Beside himself with humiliation, remorse, and wrath, Canaris flung himself down before her, as if only by clinging to that frail spar could he ride out the storm in which he was lost without compass or rudder.

Then Gladys showed him that such love as hers could not fail, but, like an altar-fire, glowed the stronger for every costly sacrifice thrown therein. Lifting up the discrowned head, she laid it on her bosom with a sweet motherliness which comforted more than her tender words.

“My poor Felix! you have suffered enough for this deceit; I forgive it, and keep my reproaches for the false friend who led you astray.”

“It was so paltry, weak, and selfish. You must despise me,” he said, wistfully, still thinking more of his own pain than hers.

“I do despise the sin, not the dear sinner who repents and is an honest man again.”

“But a beggar.”

“We have each other. Hush! stand up; some one is coming.”

Canaris had barely time to spring to his feet, when Stern came in, and was about to pass on in silence, though much amazed to see Gladys there at that hour, when the expression of the young man’s face made him forget decorum and stop short, exclaiming, anxiously,—

“Mr. Felix, what’s the matter? Is master worse?”

“Safe and asleep. Mrs. Canaris came to see what I was about.”

“Then, sir, if I may make so bold, the sooner she gets to bed again the better.

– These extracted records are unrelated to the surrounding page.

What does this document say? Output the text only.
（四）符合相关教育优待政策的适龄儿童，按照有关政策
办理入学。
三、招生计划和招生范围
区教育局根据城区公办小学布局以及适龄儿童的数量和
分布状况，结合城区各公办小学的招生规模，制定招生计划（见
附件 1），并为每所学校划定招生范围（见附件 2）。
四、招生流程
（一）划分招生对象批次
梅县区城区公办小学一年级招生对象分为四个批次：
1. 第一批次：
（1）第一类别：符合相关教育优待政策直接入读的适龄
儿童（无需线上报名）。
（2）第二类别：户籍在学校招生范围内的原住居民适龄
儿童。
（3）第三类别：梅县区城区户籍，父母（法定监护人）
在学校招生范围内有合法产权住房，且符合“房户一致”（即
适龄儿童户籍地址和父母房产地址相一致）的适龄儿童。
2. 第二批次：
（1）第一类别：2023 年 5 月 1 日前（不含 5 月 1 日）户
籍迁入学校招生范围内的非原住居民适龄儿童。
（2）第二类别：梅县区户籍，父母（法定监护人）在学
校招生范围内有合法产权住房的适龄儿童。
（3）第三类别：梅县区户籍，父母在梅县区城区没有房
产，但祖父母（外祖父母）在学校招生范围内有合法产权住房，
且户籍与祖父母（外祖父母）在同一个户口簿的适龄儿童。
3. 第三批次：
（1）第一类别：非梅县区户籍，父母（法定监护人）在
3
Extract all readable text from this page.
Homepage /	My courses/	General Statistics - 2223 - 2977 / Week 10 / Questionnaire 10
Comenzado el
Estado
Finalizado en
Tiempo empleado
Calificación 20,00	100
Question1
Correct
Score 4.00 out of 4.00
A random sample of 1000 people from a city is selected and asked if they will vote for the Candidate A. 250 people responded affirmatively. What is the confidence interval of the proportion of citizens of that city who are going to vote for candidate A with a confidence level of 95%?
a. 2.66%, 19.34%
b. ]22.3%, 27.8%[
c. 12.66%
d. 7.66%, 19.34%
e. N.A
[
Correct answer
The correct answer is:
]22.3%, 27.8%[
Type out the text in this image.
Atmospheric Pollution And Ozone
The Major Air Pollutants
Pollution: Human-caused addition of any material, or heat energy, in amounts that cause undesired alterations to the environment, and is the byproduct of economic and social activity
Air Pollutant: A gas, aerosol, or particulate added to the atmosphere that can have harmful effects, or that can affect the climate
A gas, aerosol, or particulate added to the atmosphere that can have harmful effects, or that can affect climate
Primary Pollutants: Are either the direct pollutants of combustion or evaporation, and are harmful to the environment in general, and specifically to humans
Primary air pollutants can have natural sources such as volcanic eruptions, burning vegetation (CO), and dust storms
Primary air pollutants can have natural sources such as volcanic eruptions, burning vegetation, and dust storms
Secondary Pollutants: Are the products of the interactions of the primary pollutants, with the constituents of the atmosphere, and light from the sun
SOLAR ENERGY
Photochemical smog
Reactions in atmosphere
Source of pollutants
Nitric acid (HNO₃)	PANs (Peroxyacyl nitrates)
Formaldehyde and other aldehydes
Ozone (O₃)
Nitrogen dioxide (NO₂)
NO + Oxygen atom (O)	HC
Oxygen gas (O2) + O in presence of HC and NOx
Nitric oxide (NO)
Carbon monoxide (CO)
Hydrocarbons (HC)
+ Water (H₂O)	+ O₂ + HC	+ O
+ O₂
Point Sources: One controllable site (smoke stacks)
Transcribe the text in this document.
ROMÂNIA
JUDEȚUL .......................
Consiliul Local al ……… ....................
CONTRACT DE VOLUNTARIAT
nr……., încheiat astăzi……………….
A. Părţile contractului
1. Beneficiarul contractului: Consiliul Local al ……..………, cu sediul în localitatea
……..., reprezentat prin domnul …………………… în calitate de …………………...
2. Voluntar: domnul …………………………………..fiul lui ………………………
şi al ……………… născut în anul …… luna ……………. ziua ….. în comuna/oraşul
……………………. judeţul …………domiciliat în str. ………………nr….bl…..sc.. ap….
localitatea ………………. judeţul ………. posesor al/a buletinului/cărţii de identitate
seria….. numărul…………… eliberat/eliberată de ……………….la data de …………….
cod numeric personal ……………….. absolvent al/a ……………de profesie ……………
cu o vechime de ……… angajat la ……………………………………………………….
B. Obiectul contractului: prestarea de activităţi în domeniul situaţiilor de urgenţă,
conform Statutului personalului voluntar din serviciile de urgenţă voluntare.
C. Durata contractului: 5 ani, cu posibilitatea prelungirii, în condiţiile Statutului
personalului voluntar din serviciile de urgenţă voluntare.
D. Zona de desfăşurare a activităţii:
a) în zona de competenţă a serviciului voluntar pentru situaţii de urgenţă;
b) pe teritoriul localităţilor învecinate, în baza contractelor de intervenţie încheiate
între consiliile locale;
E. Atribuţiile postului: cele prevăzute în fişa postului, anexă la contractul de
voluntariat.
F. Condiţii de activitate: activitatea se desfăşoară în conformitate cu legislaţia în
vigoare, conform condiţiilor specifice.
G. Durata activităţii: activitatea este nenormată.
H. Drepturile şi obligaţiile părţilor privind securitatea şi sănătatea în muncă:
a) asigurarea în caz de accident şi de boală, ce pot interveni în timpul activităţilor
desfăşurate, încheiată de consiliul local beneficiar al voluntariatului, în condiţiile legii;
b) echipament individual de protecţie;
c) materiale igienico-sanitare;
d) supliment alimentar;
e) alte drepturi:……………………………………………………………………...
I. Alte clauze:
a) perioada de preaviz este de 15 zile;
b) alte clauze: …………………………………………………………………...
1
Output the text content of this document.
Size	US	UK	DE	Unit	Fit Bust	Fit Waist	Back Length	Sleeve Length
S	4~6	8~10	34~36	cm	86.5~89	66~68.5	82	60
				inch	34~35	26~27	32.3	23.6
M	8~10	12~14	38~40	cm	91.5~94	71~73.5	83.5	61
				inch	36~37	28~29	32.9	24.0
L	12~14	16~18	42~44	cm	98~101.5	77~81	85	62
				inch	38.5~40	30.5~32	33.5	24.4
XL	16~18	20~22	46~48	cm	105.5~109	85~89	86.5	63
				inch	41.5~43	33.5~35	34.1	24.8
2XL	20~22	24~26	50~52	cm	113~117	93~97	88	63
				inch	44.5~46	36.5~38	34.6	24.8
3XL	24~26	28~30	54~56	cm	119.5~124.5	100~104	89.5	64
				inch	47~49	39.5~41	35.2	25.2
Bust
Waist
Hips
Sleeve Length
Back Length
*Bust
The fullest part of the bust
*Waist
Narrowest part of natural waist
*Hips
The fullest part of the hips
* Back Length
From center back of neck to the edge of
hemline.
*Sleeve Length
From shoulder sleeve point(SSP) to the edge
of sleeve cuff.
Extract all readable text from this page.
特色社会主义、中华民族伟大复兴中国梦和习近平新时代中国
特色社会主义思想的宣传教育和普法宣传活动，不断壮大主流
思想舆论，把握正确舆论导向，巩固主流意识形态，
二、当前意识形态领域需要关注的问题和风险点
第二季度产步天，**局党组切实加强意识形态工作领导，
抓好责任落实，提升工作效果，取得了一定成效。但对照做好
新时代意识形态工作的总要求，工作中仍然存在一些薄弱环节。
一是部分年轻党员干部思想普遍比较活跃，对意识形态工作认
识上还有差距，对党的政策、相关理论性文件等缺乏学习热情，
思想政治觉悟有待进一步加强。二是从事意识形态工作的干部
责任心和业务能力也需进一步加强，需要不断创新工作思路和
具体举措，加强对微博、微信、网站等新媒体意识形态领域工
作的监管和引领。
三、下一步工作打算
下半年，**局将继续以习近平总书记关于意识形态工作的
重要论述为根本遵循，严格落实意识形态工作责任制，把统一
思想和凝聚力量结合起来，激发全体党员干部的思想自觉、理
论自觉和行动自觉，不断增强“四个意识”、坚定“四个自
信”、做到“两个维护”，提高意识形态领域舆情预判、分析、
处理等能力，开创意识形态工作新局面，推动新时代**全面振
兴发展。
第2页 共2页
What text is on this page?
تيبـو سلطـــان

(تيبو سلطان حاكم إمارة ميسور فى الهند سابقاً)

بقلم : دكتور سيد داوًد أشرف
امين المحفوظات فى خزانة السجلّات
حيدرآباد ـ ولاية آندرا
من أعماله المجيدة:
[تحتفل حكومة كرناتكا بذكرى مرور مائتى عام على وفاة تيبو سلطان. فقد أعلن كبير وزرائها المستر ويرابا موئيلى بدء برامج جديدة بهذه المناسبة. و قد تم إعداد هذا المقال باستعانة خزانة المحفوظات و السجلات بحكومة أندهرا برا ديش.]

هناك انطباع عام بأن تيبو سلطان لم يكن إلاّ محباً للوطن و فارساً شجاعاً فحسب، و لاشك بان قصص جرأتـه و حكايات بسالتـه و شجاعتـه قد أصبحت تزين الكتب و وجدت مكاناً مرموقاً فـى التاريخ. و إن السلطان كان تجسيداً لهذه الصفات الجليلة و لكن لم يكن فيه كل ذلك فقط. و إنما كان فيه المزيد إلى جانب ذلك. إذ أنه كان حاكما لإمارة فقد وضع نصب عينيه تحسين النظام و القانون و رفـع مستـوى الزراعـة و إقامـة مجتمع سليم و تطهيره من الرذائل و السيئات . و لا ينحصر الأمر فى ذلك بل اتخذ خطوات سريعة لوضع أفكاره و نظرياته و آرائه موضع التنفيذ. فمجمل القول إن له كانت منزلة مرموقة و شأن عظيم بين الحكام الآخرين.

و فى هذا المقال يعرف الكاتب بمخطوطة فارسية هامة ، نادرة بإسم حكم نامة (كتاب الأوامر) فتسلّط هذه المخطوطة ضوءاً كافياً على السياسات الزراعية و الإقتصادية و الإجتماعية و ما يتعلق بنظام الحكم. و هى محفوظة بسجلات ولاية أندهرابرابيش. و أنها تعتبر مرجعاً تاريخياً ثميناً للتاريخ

It is far too late for her to be down here; the poor young lady looks half-dead,” Stern whispered, with the freedom of an old servant.

“You are right. Come, love;” and without another word Canaris led her away, leaving Stern to shake his gray head as he looked after them.

Gladys was utterly exhausted; and in the hall she faltered, saying, with a patient sigh, as she looked up the long stairway, “Dear, wait a little; it is so far,—my strength is all gone.”

Canaris caught her in his arms and carried her away, asking himself, with a remorseful pang that rent his heart,—

“Is this the murder I have committed?”